Job hunting, that is.
At least with “real” hunting, humans are generally the hunters, not the hunted. But when it comes to looking for work, unfortunately, the whole process is more like being the one getting shot.
I suspect it’s been this way for many years and is only getting worse, but especially in the challenging marketplace of today, trying to find work is a completely dehumanizing experience. It’s emotionally and physically draining, and if you haven’t experienced it, I recommend doing two things:
- Take a moment to say “Thanks,” and
- Prepare yourself for when your time arrives.
This is not a whiny post about how crappy it is to be unemployed, however. This is a post about what we can do about it.
I hear all sorts of conflicting reports about job creation.

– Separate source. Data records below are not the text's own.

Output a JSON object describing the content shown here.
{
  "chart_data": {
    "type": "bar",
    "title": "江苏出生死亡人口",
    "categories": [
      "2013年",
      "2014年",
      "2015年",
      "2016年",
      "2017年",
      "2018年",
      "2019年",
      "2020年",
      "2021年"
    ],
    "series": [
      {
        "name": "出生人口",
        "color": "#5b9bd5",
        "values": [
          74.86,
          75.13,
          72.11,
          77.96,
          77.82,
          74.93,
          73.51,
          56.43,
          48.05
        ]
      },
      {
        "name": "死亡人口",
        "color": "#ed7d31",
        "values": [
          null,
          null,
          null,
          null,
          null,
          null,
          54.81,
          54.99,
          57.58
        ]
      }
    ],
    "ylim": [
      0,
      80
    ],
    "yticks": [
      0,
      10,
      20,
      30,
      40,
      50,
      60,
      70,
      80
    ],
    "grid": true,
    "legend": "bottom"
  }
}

There are both reports of hope and tales of unbelievable horror, and because of this it’s hard to get a true picture of what’s really going on.

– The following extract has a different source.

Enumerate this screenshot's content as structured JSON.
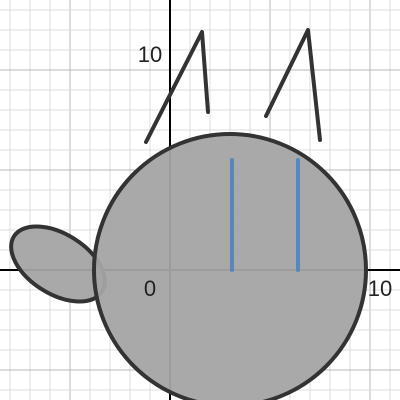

Here’s my thought: consider the “job market” like some kind of economic law of thermodynamics. Money, like energy, doesn’t ever really disappear; it has to go somewhere. But with the marketplace changing in such a tectonic way, it’s hard to know how to adapt.

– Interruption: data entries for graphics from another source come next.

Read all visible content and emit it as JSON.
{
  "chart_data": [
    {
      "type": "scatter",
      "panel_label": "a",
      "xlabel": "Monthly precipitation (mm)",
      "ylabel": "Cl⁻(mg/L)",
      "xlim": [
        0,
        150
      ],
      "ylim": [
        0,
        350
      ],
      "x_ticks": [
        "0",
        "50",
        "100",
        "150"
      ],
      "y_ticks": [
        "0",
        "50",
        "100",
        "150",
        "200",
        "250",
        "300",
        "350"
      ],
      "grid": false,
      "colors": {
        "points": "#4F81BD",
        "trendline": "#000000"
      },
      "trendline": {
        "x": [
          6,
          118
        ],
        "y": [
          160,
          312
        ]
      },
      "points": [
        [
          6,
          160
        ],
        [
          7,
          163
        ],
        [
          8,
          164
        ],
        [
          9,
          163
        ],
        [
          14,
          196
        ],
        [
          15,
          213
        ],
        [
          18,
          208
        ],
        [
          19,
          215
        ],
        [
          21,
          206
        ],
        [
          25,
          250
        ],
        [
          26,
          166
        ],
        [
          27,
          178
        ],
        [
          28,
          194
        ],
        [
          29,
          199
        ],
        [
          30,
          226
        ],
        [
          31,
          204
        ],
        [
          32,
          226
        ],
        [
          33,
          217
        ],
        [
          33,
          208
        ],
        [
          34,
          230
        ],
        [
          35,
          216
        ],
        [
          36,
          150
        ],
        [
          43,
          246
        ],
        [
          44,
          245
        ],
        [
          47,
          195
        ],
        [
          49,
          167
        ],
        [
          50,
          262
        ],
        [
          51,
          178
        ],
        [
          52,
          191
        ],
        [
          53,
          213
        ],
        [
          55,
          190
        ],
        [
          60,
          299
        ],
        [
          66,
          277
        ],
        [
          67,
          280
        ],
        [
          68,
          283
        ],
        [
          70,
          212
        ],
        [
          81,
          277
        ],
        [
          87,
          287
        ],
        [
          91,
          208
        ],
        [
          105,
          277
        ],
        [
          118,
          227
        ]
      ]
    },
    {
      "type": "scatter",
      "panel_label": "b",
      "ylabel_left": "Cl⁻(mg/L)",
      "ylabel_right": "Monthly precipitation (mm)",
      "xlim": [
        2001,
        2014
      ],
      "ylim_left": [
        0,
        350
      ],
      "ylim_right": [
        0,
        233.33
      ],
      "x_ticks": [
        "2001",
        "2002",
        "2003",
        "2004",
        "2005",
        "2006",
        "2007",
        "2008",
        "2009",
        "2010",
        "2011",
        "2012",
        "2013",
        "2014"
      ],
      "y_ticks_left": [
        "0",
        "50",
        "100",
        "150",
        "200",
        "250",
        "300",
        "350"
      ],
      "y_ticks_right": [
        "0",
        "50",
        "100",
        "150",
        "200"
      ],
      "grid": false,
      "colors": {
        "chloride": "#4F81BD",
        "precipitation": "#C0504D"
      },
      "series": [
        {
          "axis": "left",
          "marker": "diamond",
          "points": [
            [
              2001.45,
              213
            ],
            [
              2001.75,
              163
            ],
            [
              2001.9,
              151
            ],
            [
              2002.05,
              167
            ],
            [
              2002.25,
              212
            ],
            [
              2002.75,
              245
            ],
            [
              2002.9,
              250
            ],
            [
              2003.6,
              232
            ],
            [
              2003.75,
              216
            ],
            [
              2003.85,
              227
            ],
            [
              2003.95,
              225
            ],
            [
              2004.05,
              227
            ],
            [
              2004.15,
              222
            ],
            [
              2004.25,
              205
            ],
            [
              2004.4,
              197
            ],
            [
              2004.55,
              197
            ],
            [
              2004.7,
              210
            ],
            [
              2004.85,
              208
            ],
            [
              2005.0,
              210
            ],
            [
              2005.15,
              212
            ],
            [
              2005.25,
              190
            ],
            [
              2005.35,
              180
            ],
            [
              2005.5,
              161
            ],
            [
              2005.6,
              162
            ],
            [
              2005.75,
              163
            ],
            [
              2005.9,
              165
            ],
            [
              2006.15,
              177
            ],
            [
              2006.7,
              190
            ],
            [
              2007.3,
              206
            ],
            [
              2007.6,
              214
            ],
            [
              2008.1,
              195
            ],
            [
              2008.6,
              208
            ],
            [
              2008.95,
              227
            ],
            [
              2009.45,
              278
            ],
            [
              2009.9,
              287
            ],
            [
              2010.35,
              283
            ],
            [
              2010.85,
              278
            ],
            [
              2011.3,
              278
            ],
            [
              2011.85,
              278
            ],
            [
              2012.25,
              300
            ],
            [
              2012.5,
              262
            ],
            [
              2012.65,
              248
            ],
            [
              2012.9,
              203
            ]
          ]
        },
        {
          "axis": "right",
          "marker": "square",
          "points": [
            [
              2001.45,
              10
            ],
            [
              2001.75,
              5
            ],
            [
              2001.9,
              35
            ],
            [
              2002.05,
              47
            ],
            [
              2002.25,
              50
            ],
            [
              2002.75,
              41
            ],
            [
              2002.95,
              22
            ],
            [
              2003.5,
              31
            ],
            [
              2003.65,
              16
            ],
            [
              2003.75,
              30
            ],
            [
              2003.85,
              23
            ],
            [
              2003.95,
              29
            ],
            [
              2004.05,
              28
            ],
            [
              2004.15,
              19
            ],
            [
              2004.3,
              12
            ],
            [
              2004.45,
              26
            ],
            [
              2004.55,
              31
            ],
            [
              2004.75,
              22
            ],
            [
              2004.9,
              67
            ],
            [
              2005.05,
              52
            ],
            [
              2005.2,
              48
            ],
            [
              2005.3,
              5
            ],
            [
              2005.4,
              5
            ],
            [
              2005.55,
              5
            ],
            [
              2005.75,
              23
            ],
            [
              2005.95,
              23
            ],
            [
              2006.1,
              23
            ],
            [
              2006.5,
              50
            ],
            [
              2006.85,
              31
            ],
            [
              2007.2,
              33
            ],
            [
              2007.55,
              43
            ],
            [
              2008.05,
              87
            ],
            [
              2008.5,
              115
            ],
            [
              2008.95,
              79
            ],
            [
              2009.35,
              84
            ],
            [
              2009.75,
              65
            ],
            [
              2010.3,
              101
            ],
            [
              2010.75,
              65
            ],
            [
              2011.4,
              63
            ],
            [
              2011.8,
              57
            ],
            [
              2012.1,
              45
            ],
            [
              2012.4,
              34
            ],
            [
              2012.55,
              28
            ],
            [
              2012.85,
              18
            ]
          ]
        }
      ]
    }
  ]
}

The opportunity for reinventing how people get connected to jobs that fit their talents is a major challenge for us Revolutionaries. As you well know if you’ve experienced the inhumanity, or watched someone close to you go through it, the process the way it is now is utterly, ridiculously broken. It can’t be allowed to continue.
But what do we do about it?
I tend to think re-educating ourselves is always a great place to begin, so first I recommend people read as much as possible from futurist-type thinkers like Seth Godin and Umair Haque. Developing your personal brand is also a very good step. (In that vein, please read Gary Vaynerchuk’s Crush It if you haven’t yet!)
Obviously reinventing the whole process will take time, and is a rather large task (although I think we’re up for it!). But where do you think we should start? What will YOU do?